Democratic Sentinel, Volume 16, Number 51, Rensselaer, Jasper County, 6 January 1893 — Too Busy for Enmity. [ARTICLE]
Too Busy for Enmity.
When I hear men or women attributing a lack of success in any direction to the machinations of their enemies, I involuntarily smile at the egotistical assertion. People are in general too much engrossed, each by his own affairs, to make any very active war against each other. Jealous, envious, rancorous they often are, but to wage positive hostilities, they are for the most part too indifferent. This proneness to attribute our mischances to enemies is merely one of the refuges of our self-love. Admitting possible exceptions, it may be said emphatically that we are none of us anybody's enemy but our own. We are all, however, our-own enemies.

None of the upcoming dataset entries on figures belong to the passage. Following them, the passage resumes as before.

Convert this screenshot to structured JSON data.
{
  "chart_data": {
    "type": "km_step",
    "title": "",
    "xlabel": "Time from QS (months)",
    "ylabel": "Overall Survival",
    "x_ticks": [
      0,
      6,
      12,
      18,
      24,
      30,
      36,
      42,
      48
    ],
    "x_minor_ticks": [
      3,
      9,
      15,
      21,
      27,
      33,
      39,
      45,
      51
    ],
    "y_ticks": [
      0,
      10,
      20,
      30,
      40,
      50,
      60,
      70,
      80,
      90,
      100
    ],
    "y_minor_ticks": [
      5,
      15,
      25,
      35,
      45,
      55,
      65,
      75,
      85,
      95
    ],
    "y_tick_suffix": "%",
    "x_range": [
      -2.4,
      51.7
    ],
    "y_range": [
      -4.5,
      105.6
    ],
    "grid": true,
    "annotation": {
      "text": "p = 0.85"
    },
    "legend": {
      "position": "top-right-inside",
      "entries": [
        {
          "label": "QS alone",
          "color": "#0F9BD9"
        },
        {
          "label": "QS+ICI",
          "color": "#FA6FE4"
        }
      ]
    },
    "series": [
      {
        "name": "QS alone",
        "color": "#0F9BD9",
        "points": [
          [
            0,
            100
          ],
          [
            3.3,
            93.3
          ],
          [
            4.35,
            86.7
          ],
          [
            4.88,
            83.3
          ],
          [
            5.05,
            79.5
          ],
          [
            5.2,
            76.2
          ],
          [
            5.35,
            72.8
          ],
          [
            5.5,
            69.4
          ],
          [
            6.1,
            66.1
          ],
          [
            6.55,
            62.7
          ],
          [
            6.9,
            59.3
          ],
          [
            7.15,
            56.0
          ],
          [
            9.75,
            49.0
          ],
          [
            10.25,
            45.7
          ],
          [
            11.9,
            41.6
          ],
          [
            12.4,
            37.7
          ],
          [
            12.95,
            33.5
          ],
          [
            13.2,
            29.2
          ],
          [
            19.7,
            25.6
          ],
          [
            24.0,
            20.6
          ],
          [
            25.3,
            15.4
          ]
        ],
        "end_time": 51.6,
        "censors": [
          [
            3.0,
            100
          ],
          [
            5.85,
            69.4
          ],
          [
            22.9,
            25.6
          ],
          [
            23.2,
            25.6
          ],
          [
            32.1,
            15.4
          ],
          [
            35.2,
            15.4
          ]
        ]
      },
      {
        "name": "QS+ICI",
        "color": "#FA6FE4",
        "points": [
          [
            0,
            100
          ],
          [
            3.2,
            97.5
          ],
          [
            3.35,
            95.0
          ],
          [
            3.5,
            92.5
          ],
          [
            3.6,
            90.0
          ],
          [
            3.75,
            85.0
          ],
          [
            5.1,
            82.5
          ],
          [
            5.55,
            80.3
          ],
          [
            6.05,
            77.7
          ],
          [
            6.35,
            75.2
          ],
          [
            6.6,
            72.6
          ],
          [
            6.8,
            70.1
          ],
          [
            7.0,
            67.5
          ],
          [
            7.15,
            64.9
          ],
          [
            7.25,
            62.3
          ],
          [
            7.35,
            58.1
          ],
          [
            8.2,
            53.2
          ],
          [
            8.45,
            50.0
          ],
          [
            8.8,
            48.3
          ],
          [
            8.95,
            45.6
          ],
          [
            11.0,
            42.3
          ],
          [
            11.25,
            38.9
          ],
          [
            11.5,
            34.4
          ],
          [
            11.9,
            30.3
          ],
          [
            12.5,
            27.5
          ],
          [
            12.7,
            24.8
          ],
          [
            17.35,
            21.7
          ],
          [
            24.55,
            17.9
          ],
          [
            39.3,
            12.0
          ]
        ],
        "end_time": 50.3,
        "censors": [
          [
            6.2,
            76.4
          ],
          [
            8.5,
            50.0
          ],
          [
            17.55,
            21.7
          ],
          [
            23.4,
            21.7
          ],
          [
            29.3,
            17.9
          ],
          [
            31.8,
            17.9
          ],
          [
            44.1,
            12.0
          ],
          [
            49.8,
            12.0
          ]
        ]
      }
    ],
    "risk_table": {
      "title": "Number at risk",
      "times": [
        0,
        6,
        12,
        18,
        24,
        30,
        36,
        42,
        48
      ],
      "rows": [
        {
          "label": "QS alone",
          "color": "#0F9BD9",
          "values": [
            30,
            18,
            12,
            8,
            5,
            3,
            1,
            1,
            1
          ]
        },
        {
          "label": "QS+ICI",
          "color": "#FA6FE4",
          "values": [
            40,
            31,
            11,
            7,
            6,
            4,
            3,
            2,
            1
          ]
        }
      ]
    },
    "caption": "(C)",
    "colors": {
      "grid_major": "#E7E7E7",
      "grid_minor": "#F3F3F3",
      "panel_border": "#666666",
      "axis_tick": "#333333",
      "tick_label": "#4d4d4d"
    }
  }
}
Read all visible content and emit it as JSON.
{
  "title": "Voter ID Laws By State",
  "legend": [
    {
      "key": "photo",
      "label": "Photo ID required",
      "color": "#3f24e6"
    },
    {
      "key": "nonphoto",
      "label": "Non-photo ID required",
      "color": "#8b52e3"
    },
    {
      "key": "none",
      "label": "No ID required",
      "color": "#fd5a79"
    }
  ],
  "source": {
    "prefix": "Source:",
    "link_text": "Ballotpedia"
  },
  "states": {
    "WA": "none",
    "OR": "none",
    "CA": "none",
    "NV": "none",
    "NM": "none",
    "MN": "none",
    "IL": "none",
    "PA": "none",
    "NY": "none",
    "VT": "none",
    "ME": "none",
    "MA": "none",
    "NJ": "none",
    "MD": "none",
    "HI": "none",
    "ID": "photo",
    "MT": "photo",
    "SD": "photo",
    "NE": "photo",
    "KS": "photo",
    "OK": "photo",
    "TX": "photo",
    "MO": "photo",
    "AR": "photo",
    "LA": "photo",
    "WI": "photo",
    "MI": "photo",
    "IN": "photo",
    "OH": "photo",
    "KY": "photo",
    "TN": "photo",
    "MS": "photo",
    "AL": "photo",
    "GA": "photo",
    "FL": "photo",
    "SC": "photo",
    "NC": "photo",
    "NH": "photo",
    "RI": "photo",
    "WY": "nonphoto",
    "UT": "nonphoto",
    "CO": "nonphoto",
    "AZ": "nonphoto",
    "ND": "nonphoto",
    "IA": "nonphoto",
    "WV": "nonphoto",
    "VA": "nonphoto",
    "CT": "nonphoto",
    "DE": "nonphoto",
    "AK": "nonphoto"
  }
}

The tongue that truly detracts from our credit and glory is our own tongue; the hand that most mercilessly despoils us of our property is our own hand. All the xcsal murders in this world—that is, apart from the mere commonplace killings of men and women —are self-murders. Conceit tells us a different tale, and we are too ready to lay on the flattering unction. But all great successes, all the grander triumphs, will be in proportion to our seeing the truth as it really stands; namely, that the hardest obstacles, the most real dangers, lie in the perverse impulses of own nature.